Amazon Aims To Be One-Stop Shop
AWS, meanwhile, typically showcases products and services for large companies at its annual re:Invent conference in December. While AWS is the biggest cloud computing service, competition in the enterprise market has intensified vs. Microsoft and Alphabet‘s (GOOGL) Google.
AWS has been developing its own database, security and other enterprise software.
Further, analysts say that by adding plug-in software to its core cloud computing services, AWS aims to be a one-stop shop for large companies.
AWS also aims to provide self-service cybersecurity tools for cloud customers to avoid data breaches. Capital One Financial (COF), an AWS customer, in July 2019 reported a large data breach. Analysts say AWS has added fewer financial services customers since then.

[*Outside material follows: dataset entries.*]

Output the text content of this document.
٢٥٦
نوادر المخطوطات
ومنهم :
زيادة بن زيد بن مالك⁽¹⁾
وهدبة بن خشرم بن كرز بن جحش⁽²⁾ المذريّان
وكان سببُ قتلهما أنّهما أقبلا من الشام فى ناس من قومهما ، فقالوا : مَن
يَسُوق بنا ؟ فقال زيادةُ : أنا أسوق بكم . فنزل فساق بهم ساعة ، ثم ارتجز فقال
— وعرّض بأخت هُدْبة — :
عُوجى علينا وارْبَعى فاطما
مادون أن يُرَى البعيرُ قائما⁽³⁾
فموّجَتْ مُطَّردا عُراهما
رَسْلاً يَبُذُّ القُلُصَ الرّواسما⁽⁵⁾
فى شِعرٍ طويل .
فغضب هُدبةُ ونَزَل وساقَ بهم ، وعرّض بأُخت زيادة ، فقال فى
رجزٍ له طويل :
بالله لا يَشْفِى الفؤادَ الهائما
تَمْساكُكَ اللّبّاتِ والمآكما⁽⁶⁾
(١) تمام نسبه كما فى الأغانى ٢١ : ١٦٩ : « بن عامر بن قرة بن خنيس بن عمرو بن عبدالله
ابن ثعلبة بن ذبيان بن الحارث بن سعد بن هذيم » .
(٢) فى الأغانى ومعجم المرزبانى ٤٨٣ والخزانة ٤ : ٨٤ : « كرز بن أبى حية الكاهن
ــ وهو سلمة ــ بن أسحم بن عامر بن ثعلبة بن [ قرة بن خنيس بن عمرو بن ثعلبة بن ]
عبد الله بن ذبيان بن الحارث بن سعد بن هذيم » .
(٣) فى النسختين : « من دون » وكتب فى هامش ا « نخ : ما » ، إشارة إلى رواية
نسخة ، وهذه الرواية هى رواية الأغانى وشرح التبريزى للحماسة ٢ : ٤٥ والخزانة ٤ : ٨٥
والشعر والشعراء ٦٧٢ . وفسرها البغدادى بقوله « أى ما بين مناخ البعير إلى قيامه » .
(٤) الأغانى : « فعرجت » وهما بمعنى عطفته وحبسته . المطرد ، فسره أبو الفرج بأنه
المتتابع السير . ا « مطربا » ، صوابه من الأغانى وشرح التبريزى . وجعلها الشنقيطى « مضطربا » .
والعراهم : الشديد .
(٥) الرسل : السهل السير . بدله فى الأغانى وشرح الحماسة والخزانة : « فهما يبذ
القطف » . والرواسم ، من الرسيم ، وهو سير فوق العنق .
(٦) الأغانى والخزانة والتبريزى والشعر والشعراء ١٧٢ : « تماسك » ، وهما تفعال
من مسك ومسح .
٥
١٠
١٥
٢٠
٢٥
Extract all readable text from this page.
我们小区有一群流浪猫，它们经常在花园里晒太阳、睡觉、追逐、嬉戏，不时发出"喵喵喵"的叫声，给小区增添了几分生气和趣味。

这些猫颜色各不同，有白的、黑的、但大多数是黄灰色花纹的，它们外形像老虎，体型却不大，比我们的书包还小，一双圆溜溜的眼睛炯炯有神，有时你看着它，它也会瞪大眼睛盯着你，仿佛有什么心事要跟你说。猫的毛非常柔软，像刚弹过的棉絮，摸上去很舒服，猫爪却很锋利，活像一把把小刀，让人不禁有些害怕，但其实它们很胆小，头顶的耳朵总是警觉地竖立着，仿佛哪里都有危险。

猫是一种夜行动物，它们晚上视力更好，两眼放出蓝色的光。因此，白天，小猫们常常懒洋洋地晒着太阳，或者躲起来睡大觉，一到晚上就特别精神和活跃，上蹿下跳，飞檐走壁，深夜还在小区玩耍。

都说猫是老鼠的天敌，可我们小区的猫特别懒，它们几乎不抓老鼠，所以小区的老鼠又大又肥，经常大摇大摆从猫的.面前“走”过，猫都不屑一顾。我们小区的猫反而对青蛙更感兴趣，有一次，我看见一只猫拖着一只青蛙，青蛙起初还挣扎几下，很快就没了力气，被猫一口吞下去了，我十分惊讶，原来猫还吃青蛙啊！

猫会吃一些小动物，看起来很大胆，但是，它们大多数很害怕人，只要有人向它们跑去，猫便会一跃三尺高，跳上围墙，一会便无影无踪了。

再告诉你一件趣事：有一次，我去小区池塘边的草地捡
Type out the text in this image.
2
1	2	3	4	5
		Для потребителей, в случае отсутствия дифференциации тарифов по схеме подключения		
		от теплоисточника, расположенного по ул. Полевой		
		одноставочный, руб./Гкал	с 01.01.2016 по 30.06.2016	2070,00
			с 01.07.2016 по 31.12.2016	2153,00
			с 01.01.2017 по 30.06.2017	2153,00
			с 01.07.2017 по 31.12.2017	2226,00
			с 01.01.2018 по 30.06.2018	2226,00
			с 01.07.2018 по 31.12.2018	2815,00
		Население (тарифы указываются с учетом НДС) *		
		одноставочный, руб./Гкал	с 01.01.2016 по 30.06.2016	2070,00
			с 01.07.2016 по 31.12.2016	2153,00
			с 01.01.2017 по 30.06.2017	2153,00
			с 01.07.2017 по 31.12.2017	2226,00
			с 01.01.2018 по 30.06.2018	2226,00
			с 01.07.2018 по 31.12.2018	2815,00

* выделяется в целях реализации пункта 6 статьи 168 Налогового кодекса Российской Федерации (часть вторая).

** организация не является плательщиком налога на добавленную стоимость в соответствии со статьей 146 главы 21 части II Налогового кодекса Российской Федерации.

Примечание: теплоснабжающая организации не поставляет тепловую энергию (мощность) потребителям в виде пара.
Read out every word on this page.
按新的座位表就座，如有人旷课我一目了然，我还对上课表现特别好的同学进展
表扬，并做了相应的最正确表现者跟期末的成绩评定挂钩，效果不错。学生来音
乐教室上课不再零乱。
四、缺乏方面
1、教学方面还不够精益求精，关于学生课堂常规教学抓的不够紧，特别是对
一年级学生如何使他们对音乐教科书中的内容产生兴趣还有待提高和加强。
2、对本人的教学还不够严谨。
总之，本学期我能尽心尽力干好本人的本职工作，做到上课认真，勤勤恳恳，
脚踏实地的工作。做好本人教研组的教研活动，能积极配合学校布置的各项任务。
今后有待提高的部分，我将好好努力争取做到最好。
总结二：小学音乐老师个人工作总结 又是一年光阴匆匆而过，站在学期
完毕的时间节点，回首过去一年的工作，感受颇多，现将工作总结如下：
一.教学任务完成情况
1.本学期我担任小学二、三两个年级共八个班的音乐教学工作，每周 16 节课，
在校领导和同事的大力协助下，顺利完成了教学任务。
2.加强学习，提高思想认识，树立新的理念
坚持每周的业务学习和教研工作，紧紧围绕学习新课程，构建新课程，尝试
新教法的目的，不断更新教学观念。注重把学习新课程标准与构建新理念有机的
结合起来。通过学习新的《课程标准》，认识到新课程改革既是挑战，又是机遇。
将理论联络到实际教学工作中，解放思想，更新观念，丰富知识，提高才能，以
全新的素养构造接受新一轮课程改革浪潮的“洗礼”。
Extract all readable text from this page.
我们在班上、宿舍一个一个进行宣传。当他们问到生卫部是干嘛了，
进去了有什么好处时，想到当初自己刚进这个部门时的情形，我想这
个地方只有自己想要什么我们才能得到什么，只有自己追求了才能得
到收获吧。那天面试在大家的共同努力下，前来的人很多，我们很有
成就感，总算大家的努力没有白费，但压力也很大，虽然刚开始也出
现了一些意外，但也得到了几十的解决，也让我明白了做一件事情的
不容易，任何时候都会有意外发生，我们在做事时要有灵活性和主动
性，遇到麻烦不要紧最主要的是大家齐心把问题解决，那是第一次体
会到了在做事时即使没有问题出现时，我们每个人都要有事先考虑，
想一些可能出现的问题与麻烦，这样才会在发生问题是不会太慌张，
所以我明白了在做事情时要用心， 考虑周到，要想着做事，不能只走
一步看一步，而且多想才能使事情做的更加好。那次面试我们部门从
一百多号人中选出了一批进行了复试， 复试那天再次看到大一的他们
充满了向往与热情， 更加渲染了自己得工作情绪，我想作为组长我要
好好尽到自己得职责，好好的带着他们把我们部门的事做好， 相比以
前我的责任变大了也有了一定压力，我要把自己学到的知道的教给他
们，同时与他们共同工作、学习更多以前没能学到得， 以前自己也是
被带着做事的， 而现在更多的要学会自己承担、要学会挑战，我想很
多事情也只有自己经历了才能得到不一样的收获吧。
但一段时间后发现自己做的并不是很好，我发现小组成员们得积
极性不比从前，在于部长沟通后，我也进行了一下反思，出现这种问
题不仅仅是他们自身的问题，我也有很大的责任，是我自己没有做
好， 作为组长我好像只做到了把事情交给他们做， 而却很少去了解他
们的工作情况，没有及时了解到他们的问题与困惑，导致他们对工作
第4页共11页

‘Coopetition’ With Other Security Vendors
One question is whether Amazon or Microsoft will be more open to integrating third-party security tools into their cloud-computing platforms.
AWS has taken an unusual tactic. It makes cybersecurity tools from outside vendors available at its cloud marketplace, says Ho.
“Amazon is a competitor but they also want the security vendors to be there,” said Ho. “If you’re adding value, if you’re innovating, if you’re making the cloud safer — and giving people more reason to move to the cloud, then Amazon doesn’t want to drive you out. It’s a ‘coopetition’ model.”